Michigan RB De’Veon Smith discusses U-M’s ability to adjust to defenses focused on stopping the run.

Michigan RB De’Veon Smith discusses U-M’s ability to adjust to defenses focused on stopping the run.

ANN ARBOR, Mich. – It’s no secret that Michigan wants to run the football, which causes their opponents to stack the line of scrimmage making it harder to establish a run game consistency throughout the game.

But if defenses are focused on stopping the run, it just opens up others areas for the offense to succeed, says running back De’Veon Smith.

“It gets frustrating seeing eight to nine people in the box,” Smith said. “But it shows that they know that you’re a threat. So it’s kind of bittersweet about it. I’m not mad about it when I see it, because we need a first down and it’s third-and-1, and you see all those guys in the box, you still get the first down (passing) it’s kind of a good feeling.”

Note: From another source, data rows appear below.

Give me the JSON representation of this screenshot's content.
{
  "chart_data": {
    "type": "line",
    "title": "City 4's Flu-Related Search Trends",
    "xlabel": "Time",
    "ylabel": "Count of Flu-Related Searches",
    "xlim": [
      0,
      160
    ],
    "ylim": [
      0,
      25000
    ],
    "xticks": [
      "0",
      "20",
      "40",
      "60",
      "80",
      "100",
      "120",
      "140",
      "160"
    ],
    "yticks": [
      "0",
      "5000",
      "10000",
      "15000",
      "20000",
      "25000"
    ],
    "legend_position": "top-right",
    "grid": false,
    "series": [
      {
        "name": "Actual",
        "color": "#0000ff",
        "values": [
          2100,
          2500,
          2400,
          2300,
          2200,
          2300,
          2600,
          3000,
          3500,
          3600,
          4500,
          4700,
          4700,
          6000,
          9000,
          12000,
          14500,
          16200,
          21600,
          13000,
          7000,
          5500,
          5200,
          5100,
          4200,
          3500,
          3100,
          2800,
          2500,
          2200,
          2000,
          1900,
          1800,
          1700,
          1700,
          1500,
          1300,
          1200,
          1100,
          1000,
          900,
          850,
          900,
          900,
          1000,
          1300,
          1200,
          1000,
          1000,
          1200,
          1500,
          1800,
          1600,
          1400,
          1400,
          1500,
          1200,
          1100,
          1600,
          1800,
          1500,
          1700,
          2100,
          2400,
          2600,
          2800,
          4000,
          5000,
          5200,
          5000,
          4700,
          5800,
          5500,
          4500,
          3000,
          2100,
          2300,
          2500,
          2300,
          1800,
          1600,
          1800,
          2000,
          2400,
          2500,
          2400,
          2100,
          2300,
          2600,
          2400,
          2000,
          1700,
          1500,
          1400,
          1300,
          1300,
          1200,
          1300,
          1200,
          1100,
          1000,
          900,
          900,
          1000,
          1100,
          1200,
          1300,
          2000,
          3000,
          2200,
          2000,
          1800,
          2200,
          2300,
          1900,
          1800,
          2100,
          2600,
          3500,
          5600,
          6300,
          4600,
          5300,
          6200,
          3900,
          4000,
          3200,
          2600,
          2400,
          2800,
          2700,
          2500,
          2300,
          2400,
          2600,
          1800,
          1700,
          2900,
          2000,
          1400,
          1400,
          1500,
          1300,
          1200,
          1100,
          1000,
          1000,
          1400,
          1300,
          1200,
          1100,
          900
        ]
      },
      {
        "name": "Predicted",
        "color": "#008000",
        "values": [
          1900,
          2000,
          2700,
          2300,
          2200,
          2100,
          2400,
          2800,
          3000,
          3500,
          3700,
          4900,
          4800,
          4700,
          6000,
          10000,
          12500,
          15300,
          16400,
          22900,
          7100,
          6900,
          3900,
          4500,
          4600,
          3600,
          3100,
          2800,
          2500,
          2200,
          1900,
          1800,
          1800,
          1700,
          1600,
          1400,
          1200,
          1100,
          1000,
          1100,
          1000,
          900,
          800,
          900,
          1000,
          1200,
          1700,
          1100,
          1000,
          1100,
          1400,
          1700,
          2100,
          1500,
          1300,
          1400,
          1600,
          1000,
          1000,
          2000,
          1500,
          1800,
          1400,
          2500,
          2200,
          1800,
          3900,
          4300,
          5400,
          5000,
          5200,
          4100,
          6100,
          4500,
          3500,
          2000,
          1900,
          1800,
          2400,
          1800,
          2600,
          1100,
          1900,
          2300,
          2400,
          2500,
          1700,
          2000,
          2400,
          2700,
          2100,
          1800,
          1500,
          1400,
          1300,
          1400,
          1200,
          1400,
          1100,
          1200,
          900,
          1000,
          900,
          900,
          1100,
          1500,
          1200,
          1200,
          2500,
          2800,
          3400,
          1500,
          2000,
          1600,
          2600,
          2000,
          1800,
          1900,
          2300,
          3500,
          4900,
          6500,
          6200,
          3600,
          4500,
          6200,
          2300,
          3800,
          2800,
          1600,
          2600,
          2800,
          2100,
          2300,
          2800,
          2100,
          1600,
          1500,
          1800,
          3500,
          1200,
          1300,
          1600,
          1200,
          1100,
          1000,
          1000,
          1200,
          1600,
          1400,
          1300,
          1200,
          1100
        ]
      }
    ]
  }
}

U-M’s run game is ranked-7th in the Big Ten, averaging 171.9 yards per game. However, the Wolverines have had to rely more on their passing game lately, with Jake Rudock throwing for a career-high 337 yards in U-M’s 49-16 win against Rutgers on Saturday.

“If Jake keeps playing the way he is playing, then they are not going to load that box,” Smith said. “It’s going to open the run game and the pass game. Jake just continues what he is doing, offense is going to be good.”

Although, Smith admits he still can always make improvements in his own game.

“I know I missed some holes Saturday’s game,” said Smith, who finished with 73 yards and touchdown versus Rutgers. “But it’s just going back looking at the film and seeing what you could’ve done better.”

Adding: “You just got to run and react, really. And your body is going to react in very different ways. You don’t want to tempo to a point where you kind of know where you want to go, so you kind of run to react to react. Say if a guy runs up in your face, you got to react to it.”